Mr. Gatti-Casazza, of the Metropolitan, is full of surprises. His latest was a performance, for the first time in America, of Schilling's Mona Lisa. The opera is an ingenious attempt to explain the smile on the face of Da Vinci's famous portrait. The prologue and epilogue present a young wife with her old husband, sight-seeing in Florence. Both parts are taken by newcomers to the Metropolitan -- Barbara Kemp, of the Berlin Opera, and Michael Bohnen, of the Munich Opera. The roles are dual. In the two acts of the piece they appear as Mona Lisa and her husband, in a story told by a young monk (Mr. Taucher), who impersonates also Mona Lisa's youthful lover, whom she had been forced to discard to marry Francesco di Gioconda.

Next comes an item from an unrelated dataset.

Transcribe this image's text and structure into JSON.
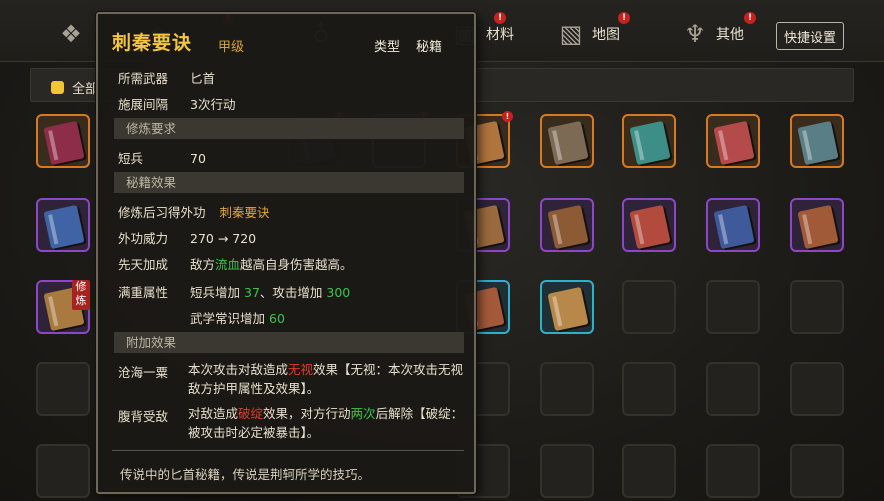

William Van Hoogstraten was chosen to take the place of Josef Stransky, recently resigned, as conductor of the Philharmonic Orchestra, along with William Mengelberg. Both Mr. Mengelberg and Mr. Van Hoogstraten are Hollanders. With his wife, Mme. Elly Ney, pianist, the latter came to New York for the first time last season, when he twice conducted the Philharmonic, with his wife as soloist.